Furthermore, the idea that nobody gets hurt in these transitions is dead wrong. This is a sanitized version of history — like an episode of the A-Team where there’s lots of action but nobody ever gets hurt.
Many of these groups are actively engaged in struggles to secure rights to their lands.
Both locally and internationally, many campaigns are being fought to defend the sovereignty of these people.* After his talk, I asked Nelson if he was engaging with any of them. He had been bombarded with requests, he said. But he didn’t seem to have pursued them.
There was one exception — the United Nations, he said, was interested in screening some of the images on Times Square in New York. For five minutes, perhaps, their strange and beautiful faces would replace the ads for Coke and McDonalds. And perhaps as quickly, be forgotten.

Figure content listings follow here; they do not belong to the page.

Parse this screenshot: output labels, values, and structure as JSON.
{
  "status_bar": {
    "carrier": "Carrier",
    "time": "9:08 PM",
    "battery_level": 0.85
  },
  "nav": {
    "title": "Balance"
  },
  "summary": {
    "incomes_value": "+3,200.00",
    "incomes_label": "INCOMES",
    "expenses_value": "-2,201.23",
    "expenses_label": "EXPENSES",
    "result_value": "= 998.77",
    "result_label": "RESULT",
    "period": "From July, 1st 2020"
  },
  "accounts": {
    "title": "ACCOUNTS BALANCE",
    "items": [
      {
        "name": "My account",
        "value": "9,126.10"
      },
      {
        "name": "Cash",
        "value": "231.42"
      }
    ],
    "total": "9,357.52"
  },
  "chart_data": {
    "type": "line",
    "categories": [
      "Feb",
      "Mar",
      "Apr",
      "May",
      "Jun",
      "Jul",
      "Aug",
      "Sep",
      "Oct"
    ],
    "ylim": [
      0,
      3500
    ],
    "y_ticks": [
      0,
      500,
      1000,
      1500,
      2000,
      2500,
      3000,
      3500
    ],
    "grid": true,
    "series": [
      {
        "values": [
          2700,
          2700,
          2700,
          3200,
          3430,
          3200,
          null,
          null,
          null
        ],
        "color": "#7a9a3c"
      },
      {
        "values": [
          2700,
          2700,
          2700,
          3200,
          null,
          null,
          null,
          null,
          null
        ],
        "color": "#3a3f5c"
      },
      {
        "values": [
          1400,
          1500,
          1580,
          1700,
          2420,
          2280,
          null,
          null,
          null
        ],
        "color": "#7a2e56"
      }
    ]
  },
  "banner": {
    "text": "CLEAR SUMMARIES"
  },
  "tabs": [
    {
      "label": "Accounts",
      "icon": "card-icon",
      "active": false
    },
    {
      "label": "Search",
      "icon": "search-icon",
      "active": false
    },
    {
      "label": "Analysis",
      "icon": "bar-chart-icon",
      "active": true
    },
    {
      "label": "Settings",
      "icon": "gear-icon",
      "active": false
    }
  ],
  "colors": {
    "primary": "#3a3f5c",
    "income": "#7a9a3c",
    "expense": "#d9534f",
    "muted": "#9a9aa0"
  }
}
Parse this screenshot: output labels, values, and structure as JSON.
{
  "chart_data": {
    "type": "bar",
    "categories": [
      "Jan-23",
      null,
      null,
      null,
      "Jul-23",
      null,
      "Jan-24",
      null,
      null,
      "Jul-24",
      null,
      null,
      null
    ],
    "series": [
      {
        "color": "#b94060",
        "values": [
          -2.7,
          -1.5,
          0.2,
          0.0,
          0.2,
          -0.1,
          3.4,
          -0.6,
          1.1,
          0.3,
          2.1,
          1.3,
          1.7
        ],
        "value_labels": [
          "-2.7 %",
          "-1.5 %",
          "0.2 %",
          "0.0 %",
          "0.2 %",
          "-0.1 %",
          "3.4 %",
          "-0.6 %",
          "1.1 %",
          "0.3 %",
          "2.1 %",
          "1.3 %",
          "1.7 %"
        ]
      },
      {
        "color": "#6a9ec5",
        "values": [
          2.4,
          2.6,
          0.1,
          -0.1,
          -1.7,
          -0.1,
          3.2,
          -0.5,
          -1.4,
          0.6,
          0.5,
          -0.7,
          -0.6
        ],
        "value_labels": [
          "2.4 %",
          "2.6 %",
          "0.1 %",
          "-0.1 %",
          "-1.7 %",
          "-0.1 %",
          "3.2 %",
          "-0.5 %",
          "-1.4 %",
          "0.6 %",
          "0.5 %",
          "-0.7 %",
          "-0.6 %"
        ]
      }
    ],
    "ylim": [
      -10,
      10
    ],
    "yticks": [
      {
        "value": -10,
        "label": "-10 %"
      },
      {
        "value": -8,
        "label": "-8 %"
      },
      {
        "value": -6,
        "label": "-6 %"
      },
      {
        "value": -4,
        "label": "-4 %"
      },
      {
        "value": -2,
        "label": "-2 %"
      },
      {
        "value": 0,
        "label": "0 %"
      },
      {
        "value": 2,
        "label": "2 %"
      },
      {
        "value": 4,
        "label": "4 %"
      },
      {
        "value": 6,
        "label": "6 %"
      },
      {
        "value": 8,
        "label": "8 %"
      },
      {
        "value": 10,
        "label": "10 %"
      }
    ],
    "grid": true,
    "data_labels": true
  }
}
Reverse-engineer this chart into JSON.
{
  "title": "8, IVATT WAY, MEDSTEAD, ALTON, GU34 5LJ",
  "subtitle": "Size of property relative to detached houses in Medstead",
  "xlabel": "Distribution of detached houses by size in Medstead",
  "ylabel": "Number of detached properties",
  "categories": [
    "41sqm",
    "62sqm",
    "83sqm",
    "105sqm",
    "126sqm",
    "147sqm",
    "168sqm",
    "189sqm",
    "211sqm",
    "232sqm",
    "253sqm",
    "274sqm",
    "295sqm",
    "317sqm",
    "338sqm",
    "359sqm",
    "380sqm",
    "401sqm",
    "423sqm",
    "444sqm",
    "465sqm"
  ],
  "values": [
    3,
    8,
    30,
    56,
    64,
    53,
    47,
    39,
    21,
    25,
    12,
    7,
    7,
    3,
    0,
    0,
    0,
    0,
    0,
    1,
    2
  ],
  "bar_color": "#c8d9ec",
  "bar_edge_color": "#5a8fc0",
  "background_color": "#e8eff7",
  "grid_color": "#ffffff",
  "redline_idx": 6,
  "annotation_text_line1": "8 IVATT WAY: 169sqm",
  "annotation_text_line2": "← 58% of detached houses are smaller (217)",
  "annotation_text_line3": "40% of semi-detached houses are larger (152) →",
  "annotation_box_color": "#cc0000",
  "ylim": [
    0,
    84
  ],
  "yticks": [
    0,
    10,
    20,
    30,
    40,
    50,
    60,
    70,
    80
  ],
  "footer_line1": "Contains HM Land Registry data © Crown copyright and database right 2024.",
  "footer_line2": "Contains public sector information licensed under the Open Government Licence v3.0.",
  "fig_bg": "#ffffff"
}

Beautiful portraits alone won’t help these people.
There are several precedents to what Nelson’s doing, and it’s unclear that they have helped the groups concerned. What did Leni Riefenstahl’s photographs of the Nuba of Sudan do for them? Or Angela Fisher’s photographs of the peoples of the Omo Valley?
Changing course?
Nelson has a chance to redeem himself, and to channel the attention that his project is receiving in positive ways. The next steps in the project, he says, will be to take the book back to the people he photographed. And to ask, “Did I represent them correctly?”

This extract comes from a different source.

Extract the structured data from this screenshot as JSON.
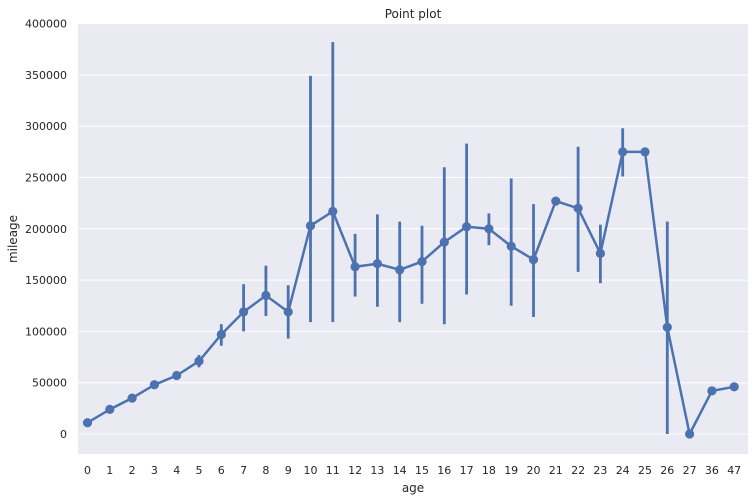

A sequel and a BBC TV series are in the works. Done sensitively, they could be an opportunity for learning on both sides.** Done in the style of the first installment, they’re likely only to mislead.

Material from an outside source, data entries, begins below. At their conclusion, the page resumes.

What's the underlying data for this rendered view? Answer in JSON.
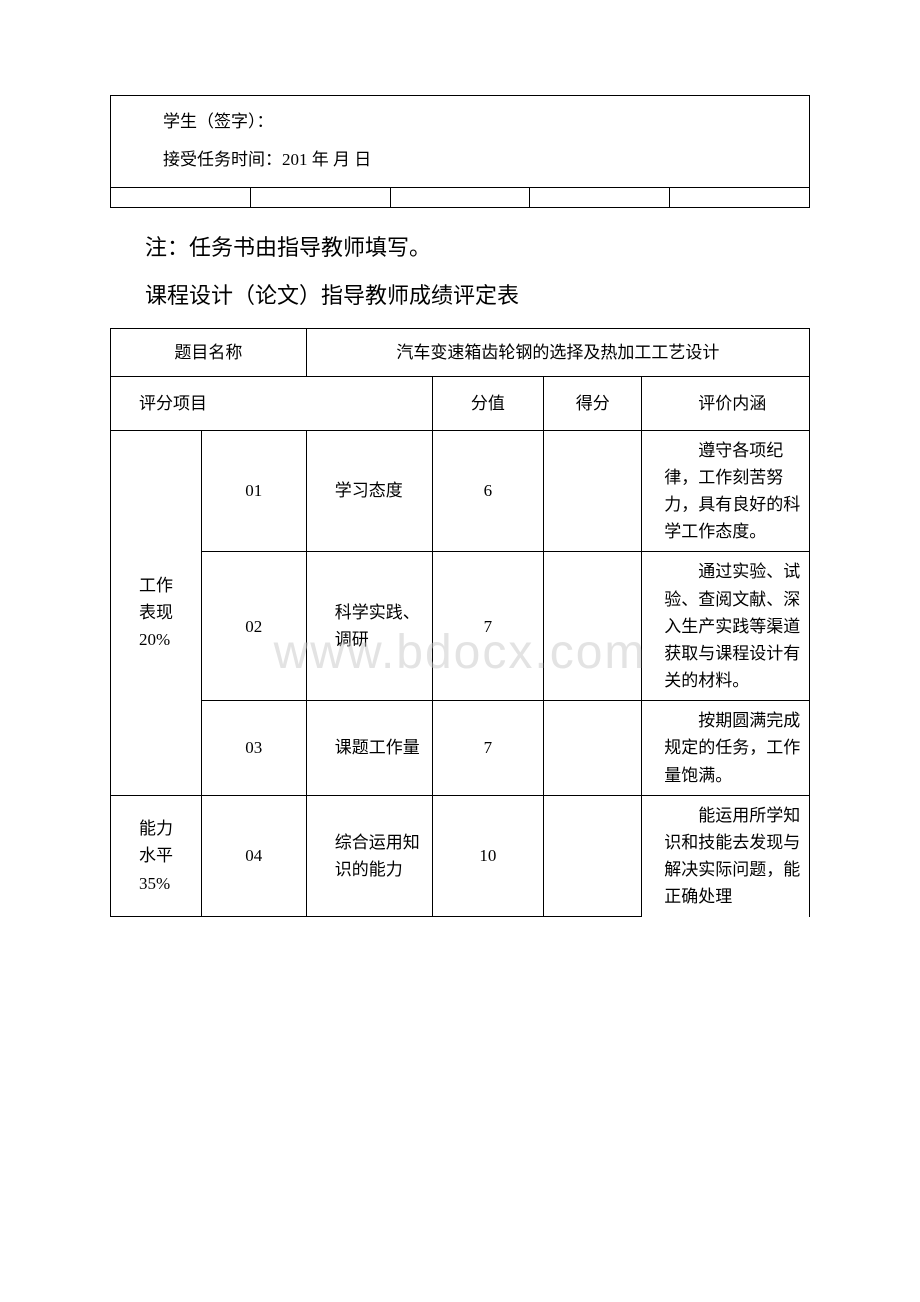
{
  "top_box": {
    "signature_label": "学生（签字）：",
    "accept_label": "接受任务时间：201   年 月 日"
  },
  "note": "注：任务书由指导教师填写。",
  "subtitle": "课程设计（论文）指导教师成绩评定表",
  "watermark": "www.bdocx.com",
  "table_headers": {
    "topic_label": "题目名称",
    "topic_value": "汽车变速箱齿轮钢的选择及热加工工艺设计",
    "eval_item": "评分项目",
    "score_max": "分值",
    "score_got": "得分",
    "eval_desc": "评价内涵"
  },
  "sections": [
    {
      "section_label": "工作\n表现\n20%",
      "rows": [
        {
          "idx": "01",
          "item": "学习态度",
          "score": "6",
          "got": "",
          "desc": "遵守各项纪律，工作刻苦努力，具有良好的科学工作态度。"
        },
        {
          "idx": "02",
          "item": "科学实践、调研",
          "score": "7",
          "got": "",
          "desc": "通过实验、试验、查阅文献、深入生产实践等渠道获取与课程设计有关的材料。"
        },
        {
          "idx": "03",
          "item": "课题工作量",
          "score": "7",
          "got": "",
          "desc": "按期圆满完成规定的任务，工作量饱满。"
        }
      ]
    },
    {
      "section_label": "能力\n水平\n35%",
      "rows": [
        {
          "idx": "04",
          "item": "综合运用知识的能力",
          "score": "10",
          "got": "",
          "desc": "能运用所学知识和技能去发现与解决实际问题，能正确处理"
        }
      ]
    }
  ]
}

* Some of the many organizations that are advocating for the rights of indigenous peoples include the Forest People’s Programme, the Rights and Resources Initiative, Survival, and Friends of Lake Turkana.
** For a great example of how to do this right, see Cory Kratz’s book on the reception of images of the Okiek in Kenya and the USA: The Ones That are Wanted: Communication and the Politics of Representation in a Photographic Exhibition (California, 2002).